Born 1971 in Uzbekistan. He lived in Chelyabinsk (Russia), where he graduated high school. Later he moved to Kremenne in Luhansk oblast. He received a diploma in economics in the Luhansk Agricultural Institute. He lives in Luhansk. He is married, and has two children.
According to “Informator,” he has been in business since 1995, for the most part, in agriculture. As such, in 2008 he founded the farming business “Bratya Nikitiny,” and in 2010 – a company that produces ecologically clean goods “House Resources.” The latter has a wide variety of goods. As is noted on the website, it sells seeds, biological fertilisers, lactose cultures, laundry powder, teas, toilet cleaners and even agricultural equipment. “Informator” claims that Nikitin drove around Ukraine and advertised his goods himself, introducing himself as “a doctor of biology, leading bacteriologist, member of the Ukrainian National Science Academy.” This information, according to the publication, has nothing to do with reality: there has never been a doctor Vasyl Oleksandrovich Nikitin in Ukraine.

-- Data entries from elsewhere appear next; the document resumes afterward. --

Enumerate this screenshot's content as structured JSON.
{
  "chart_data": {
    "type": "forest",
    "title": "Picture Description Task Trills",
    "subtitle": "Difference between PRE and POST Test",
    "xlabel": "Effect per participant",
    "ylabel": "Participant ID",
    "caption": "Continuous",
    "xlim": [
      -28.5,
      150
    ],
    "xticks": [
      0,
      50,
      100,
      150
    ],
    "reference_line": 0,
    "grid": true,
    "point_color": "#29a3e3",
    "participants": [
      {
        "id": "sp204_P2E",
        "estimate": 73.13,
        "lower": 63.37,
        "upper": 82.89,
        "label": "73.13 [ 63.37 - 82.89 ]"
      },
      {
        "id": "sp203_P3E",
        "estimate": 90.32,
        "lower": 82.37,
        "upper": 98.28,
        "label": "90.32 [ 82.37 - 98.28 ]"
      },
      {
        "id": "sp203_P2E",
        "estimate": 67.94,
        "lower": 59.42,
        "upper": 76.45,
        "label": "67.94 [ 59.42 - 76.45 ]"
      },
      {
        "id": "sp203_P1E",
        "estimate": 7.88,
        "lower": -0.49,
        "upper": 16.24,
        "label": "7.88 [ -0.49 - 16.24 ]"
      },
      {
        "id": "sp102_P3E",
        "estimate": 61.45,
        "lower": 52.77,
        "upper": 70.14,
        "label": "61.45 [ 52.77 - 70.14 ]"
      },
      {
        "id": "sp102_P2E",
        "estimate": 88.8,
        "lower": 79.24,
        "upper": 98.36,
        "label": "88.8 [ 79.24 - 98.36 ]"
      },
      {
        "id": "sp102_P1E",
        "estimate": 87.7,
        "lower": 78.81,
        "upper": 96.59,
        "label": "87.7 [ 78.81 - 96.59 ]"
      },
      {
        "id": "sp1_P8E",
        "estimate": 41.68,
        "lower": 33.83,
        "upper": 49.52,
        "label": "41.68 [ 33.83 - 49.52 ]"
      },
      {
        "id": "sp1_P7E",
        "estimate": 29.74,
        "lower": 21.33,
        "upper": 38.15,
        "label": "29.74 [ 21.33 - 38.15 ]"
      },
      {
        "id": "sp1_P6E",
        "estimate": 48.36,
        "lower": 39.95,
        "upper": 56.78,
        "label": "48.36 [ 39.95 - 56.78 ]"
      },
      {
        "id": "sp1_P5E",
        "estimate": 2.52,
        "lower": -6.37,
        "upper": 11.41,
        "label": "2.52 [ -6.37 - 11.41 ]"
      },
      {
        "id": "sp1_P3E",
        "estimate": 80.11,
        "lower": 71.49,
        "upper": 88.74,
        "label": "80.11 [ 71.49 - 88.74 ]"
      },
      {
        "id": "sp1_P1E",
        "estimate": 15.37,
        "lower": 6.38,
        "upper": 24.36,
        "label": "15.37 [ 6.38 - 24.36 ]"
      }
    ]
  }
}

He actively participated in the organisation of the “referendum” regarding the status of Luhansk oblast, which took place on May 11th, was the press secretary of the headquarters of the so-called “United army of the southeast.” On May 18th he was appointed “Prime Minister of the PRL.”
Criminal charges according to part 2 of article 110 of the Ukrainian Criminal Code have been drawn up against Nikitin (infringement on the territorial integrity of Ukraine committed by a person who representes the government either repeatedly or by conspiracy with a group of people). Announced wanted.